When These Prompts Don’t Work
Be realistic about limitations:
ChatGPT can’t crawl your site. You need to feed it data from actual crawl tools.
It sometimes suggests outdated practices. Always verify against current Google documentation.
It can’t see what Google sees. Use URL Inspection Tool in GSC to see rendered HTML.
It doesn’t have access to your analytics. Can’t tell you which technical issues actually hurt traffic.
Complex JavaScript rendering issues need real testing, not AI analysis.
Improving These Prompts
Make them better for your specific needs:
Add your tech stack. If you use WordPress, add “This is a WordPress site using [theme name]” to the prompt. ChatGPT will give WordPress-specific fixes.
Include your CMS limitations. If you can’t edit certain files, tell ChatGPT upfront so it suggests workarounds.
Specify your skill level. Add “Explain fixes in simple terms” or “Give me advanced technical implementation” based on your comfort with code.

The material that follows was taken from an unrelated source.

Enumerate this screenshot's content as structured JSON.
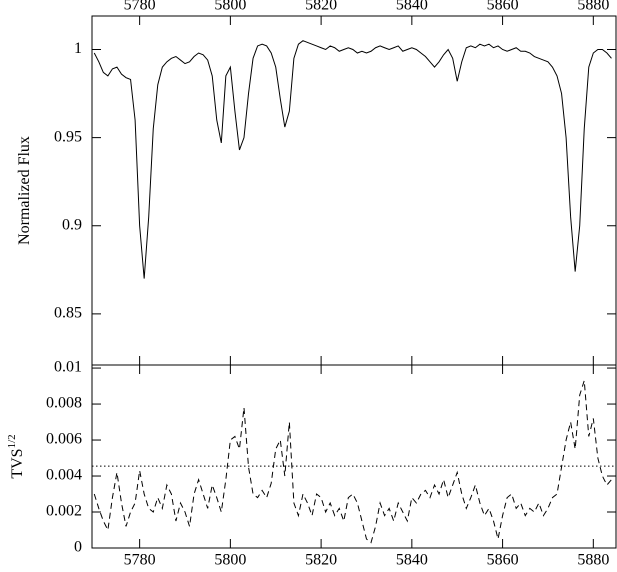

Focus on business goals. Add “Prioritize fixes that improve conversion rates” or “Focus on issues affecting product pages” to get more relevant recommendations.
I’ve modified these prompts dozens of times based on client needs. The versions above are the ones that consistently find real issues.
They won’t replace proper technical SEO audits. But they’ll speed up initial diagnostics and help prioritize what to fix first.